So this week I’m waiting for some contributors to send in revisions to their proposals. I’ve really enjoyed working with prospective authors and seeing some already strong abstracts get even better. The next step: putting the prospectus together. I’m hoping to send that document along to the authors for feedback by mid-March.
As I’ve been reading the abstracts again, in addition to doing my own writing and editing and teaching, I’ve been struck by how some of the writers and texts we know, love, and teach elude our best efforts at criticism. To my mind, the best criticism — and probably the best teaching — models new ways of thinking and reading. You show your reader (or your students) how to read differently, and thus how to see differently. To adapt lines from W. H. Auden, it’s the crack in the tea-cup that opens a lane to somewhere else. You crack open the text, and it takes you somewhere new.
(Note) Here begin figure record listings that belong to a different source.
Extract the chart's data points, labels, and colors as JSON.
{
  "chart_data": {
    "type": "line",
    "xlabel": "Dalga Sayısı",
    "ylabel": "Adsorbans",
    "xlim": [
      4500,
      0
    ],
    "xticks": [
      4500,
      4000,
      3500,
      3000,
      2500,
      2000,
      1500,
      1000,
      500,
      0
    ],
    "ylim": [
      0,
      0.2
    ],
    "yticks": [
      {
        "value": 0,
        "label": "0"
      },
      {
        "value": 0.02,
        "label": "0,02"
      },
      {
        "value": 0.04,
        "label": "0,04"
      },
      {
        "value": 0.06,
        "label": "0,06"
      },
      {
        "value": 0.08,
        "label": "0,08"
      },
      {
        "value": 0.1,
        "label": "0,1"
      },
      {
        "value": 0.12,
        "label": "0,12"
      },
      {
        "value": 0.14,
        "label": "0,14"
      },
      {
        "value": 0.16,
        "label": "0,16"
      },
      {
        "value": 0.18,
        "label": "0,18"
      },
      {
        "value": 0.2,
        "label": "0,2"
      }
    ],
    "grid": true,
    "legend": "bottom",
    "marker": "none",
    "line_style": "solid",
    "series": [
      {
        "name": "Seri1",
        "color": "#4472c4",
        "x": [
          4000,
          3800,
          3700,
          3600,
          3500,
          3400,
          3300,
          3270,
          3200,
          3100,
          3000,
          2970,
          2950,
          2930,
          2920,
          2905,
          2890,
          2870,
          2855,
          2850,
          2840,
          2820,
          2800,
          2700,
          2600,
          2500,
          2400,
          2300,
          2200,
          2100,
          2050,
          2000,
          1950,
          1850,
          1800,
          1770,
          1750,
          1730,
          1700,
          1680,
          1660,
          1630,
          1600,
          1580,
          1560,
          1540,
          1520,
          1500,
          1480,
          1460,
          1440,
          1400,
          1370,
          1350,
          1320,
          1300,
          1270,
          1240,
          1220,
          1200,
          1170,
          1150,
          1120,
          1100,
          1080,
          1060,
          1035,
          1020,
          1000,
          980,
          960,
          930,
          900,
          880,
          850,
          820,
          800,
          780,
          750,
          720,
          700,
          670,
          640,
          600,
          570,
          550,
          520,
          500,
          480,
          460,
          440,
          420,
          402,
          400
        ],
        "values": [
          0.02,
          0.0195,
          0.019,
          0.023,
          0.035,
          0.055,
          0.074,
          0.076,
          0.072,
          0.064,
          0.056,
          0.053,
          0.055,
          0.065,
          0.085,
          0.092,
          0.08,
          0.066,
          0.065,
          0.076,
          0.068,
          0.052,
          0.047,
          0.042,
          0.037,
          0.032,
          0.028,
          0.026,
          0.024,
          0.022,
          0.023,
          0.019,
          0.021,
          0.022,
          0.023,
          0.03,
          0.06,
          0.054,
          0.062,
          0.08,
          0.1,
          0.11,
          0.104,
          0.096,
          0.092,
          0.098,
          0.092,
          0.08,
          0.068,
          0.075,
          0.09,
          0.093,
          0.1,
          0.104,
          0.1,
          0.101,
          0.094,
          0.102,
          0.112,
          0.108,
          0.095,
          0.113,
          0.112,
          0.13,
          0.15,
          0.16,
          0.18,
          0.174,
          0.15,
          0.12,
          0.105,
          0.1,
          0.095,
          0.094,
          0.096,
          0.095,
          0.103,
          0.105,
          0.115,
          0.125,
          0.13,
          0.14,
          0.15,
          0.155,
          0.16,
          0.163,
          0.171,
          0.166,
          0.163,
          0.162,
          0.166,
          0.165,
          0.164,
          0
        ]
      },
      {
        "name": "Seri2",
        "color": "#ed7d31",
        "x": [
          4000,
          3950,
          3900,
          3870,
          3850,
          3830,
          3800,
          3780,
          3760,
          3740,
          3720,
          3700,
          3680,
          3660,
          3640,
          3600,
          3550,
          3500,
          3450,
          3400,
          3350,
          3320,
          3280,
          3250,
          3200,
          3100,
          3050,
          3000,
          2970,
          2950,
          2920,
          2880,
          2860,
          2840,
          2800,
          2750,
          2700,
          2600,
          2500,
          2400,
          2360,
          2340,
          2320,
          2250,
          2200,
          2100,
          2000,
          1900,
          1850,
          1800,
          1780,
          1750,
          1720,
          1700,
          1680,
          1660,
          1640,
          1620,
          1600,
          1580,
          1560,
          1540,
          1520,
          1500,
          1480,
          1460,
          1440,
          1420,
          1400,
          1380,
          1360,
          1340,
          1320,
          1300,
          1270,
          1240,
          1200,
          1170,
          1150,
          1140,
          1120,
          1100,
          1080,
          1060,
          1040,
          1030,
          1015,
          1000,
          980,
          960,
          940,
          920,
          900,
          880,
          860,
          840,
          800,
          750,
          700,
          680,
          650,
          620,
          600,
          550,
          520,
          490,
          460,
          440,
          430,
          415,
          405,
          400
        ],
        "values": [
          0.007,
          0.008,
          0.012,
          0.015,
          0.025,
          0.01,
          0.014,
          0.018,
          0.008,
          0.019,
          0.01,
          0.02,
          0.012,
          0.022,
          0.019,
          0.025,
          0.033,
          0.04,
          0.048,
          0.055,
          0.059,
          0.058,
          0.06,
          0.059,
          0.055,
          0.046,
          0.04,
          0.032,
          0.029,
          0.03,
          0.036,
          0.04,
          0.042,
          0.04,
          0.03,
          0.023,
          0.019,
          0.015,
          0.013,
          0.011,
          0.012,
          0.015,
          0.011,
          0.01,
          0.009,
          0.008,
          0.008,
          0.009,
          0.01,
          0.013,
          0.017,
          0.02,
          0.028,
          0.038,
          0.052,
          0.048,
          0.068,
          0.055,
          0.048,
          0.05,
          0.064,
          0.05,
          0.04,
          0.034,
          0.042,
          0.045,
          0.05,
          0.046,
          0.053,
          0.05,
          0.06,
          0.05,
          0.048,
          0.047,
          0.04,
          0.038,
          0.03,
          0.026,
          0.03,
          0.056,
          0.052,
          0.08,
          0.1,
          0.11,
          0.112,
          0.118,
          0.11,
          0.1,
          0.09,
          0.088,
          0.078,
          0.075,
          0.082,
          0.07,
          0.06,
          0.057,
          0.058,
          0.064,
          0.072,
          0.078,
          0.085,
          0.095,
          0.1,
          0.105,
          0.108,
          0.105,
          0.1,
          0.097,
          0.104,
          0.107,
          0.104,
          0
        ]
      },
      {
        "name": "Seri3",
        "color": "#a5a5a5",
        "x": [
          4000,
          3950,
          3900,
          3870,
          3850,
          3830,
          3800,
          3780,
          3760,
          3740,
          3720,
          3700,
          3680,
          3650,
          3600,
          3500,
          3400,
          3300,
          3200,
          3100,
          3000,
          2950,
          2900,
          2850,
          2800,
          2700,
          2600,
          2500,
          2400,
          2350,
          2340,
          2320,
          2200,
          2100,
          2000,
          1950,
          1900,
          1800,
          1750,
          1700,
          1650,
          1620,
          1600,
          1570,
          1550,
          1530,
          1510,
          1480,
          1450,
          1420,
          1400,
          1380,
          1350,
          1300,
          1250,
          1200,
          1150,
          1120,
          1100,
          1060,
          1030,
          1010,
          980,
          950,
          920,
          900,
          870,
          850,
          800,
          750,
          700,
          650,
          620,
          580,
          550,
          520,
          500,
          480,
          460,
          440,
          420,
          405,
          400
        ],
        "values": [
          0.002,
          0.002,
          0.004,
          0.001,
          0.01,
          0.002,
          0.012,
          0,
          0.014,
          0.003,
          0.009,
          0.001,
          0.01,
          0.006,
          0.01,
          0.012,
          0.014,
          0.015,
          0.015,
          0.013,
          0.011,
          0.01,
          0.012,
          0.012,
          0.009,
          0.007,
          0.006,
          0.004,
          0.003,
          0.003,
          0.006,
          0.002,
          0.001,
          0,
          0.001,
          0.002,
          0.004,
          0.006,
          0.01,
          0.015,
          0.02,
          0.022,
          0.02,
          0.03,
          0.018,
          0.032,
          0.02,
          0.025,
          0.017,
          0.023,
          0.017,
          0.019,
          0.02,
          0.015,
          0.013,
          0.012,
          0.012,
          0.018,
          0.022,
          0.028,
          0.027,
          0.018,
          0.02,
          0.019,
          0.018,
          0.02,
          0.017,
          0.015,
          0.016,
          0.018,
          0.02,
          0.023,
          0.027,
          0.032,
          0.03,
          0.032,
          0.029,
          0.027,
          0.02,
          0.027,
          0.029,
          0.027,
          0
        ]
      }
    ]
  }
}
But there a few texts and writers that leave me shrugging my shoulders in front a class, saying, “I don’t know. I just think it’s awesome. What do you guys think?” Jean Rhys is one of them. Stevie Smith. Muriel Spark. Complicated, knotty women I return to again and again because they push back against my readings ever so slightly with their slightly prickly ways.
Fortunately, I have over two dozen incredibly talented teachers and critics to provide (hopefully) me — and you — with approaches to teaching these writers who refuse to be completely “teachable.” Which authors and texts do you find a challenge to teach, to write about?